Am 8. Januar 1914 bezog Justitia zwar einen Neubau, doch das Gerichtswesen ist viel älter. Rund 100 Jahre residierte es mehr schlecht als recht im ehemaligen, 1483 erbauten Kreuzherrenkloster Paaltjessteege/Ecke Neuer Steinweg. Über die Arbeitsbedingungen dort wurde im 19. Jahrhundert heftig Klage geführt.

Als der Abbruch der Klosterkirche sich hinzog, fühlten sich die Beamten durch das beständige Klopfen und Hämmern der Maurer gestört. Risse in Wänden und Decken nahmen bedrohliche Formen an. Es regnete und schneite rein, kurz: Die Zustände waren unansehnlich. 1914 war der Spuk im Kloster endlich vorbei.

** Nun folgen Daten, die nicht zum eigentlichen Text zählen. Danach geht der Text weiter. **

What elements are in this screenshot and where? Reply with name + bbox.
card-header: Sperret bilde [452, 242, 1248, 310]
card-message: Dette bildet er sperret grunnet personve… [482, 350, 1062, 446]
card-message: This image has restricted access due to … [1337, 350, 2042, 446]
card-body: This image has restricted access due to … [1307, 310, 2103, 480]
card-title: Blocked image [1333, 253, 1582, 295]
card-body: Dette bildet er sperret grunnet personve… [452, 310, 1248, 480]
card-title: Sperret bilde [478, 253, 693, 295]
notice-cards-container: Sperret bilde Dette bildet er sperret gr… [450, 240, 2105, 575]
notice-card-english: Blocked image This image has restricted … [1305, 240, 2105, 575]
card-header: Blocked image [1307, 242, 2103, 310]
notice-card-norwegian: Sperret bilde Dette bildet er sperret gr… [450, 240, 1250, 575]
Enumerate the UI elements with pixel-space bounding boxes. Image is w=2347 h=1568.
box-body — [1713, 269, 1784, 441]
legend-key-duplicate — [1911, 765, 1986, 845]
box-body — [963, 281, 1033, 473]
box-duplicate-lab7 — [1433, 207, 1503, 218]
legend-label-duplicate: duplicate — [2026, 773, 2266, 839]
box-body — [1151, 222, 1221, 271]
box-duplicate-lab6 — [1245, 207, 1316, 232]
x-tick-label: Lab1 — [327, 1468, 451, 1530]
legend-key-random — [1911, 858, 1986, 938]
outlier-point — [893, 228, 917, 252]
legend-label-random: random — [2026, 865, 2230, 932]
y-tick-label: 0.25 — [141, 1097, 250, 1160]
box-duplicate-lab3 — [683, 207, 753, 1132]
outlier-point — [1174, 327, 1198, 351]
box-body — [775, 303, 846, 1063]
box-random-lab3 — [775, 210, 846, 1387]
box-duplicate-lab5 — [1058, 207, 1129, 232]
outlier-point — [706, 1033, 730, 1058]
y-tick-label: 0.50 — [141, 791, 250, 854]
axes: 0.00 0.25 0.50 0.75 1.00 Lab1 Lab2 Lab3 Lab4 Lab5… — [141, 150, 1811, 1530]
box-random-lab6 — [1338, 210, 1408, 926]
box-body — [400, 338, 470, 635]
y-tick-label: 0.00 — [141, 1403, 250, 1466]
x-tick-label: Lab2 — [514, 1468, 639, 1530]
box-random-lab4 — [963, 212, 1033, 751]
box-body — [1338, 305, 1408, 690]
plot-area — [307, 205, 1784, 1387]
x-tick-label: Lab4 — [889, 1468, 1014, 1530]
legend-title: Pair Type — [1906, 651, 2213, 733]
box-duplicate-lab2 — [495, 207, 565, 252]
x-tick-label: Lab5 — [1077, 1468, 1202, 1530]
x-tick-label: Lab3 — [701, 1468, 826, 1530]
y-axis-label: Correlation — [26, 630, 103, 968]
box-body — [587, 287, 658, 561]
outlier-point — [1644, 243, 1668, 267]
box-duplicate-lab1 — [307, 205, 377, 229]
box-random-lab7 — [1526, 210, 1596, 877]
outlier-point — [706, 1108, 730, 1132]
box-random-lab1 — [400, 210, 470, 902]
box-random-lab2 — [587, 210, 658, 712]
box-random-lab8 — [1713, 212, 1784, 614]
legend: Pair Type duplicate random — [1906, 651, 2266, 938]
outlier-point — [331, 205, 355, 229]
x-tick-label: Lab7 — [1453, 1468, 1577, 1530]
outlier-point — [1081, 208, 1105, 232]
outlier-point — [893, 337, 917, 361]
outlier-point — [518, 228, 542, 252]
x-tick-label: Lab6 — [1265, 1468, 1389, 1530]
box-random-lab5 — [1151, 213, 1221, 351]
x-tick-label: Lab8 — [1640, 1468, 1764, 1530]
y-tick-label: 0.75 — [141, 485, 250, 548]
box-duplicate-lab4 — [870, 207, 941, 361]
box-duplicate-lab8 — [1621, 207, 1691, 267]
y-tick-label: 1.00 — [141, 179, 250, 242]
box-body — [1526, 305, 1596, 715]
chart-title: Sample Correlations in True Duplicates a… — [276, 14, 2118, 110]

Was damals nicht möglich war

Das 100-jährige Jubiläum wird nicht groß gefeiert. Allerdings plant der Hausherr, ein Freund der schönen Künste, eine Ausstellung mit Arbeiten der Reeserin Elisabeth Kemkes (Eröffnung 14. März, 18 Uhr). Moderne, abstrakte Kunst wäre vor 100 Jahren in einem so Respekt einflößenden, ja einschüchternden Justizpalast, in dem sich der Angeklagte schon beim Eintreten wie ein armes, kleines Sünderlein vorkam, undenkbar gewesen.

Nicht das einzige, das sich in 100 Jahren geändert hat. Beim Bombenangriff vom 7. Oktober 1944 auf Emmerich wurde auch das Amtsgerichtsgebäude schwer getroffen und im Juni 1950 nur noch zweigeschossig wiedereröffnet.